As yachts slowly cruise into the blue crystal waters of Prince Rupert Bay, Dominica to an anchorage or mooring, the people on board can’t help but wonder what lies beneath the surface. What happens to the rugged mountainous slopes of the twin peaks of the Cabrits National Park below the calm waters of the bay?
Certified divers on charter yachts can just ask the captain to pick up the VHF and radio the local dive operator to set up a rendezvous double tank dive in these pristine waters.
But what if you have never tried diving before? The first option is a Discovery Dive, a half day experience program which allows you to try out diving without going through a full certification process.
A second possibility is waiting with a little advance planning if you already know that you want to “dive in” to diving, even if you are traveling from island to island.
PADI (the Professional Association of Dive Instructors), the world’s leading dive certification agency, offers two ways in which you can complete your open water certification in a short period of time—
either through the PADI elearning program (two days) or the PADI referral program (two morning dives).

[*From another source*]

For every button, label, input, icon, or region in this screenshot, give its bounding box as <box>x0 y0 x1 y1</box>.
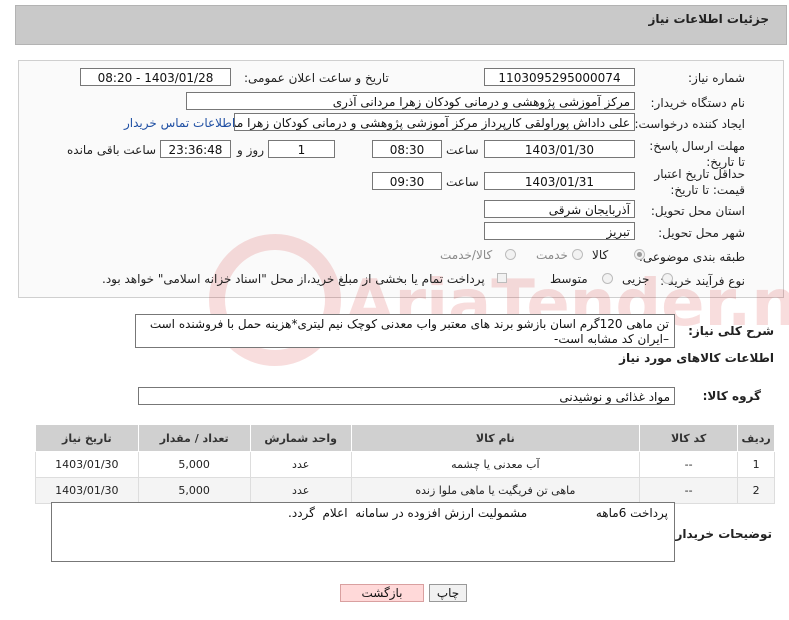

With the PADI elearning program, you review all your theory on line at home before heading for your vacation; upon arrival you need to do your skills development and open water dives. With the PADI referral program, you would complete the theory and your skill development dives with a local PADI dive centre and then just do your four open water dives when you arrive at your destination.
Not staying more than one day at any location? No problem. With the PADI referral program, you can do two of your open water dives on one island and finish the course at the next! The cost of a Discovery Dive on Dominica is USD 95 for a one tank dive or USD 140 for two dives. The price of the open water course is from USD 275 – USD 350 depending on the certification option chosen.
Nervous about diving? No need. The reef of the Cabrits National Park gradually descends down from shallow moorings which makes diving in the North perfect for new divers while still allowing them to enjoy a delightful mixture of Caribbean marine life—including balloon fish, wrasse, cero, turtles, soldier fish, schooling chromis, spotted drums, angel fish, sand eels (as well as spotted, goldentail and sharptail eels), rays, turtles and spider crabs—and the incredible pristine reef for which Dominica is renown.
Recommended dive spots for the new diver include Douglas Bay Point, a fascinating group of dive sites mixing pristine sloping reef with large boulders to swim around, under and over; Toucari Caves, a fascinating dive with some of the best bio-diversity in the Caribbean and the high point of a beautiful coral archway to search out hidden crabs and lobsters; Sunshine Reef, like swimming through a sun-filled aquarium; and Pole to Pole, a favourite place to spot your first seahorse.
Note that all diving in Dominica must be through a Registered Dive Operator and yachts, dinghies and yacht tenders are not allowed to anchor in the park or use the dive site mooring buoys.
Once you have finished your leisurely dive, there is still plenty of daylight to go topside for lunch at one of the fabulous waterside restaurants. You can visit the Cabrits National Park, home to the historic, 18th Century Fort Shirley, or enjoy a slow afternoon row up the Indian River.
Prince Rupert Bay is a historic anchorage in the North of Dominica in the town of Portsmouth. Prince Rupert is protected on the North side by the Cabrits and to the East by Morne Diablotin and Morne Espagnol in the South.
This is a perfect natural harbour for yachts to anchor but recently the European Union have also funded 30 moorings for the area to help protect the sea bed. The choice of whether to drop anchor or moor is optional. The price of the mooring is USD 10 per night.
Within Prince Rupert Bay there are numerous very experienced, polite and helpful boat boys who can assist you with mooring your boat, processing customs/immigration documents, accessing local services, or just shuttling you into the shore. Many of these service providers also have their own buses and can also assist you with tours of the island. If you have not already contacted a local dive operator, they can also help arrange diving for you.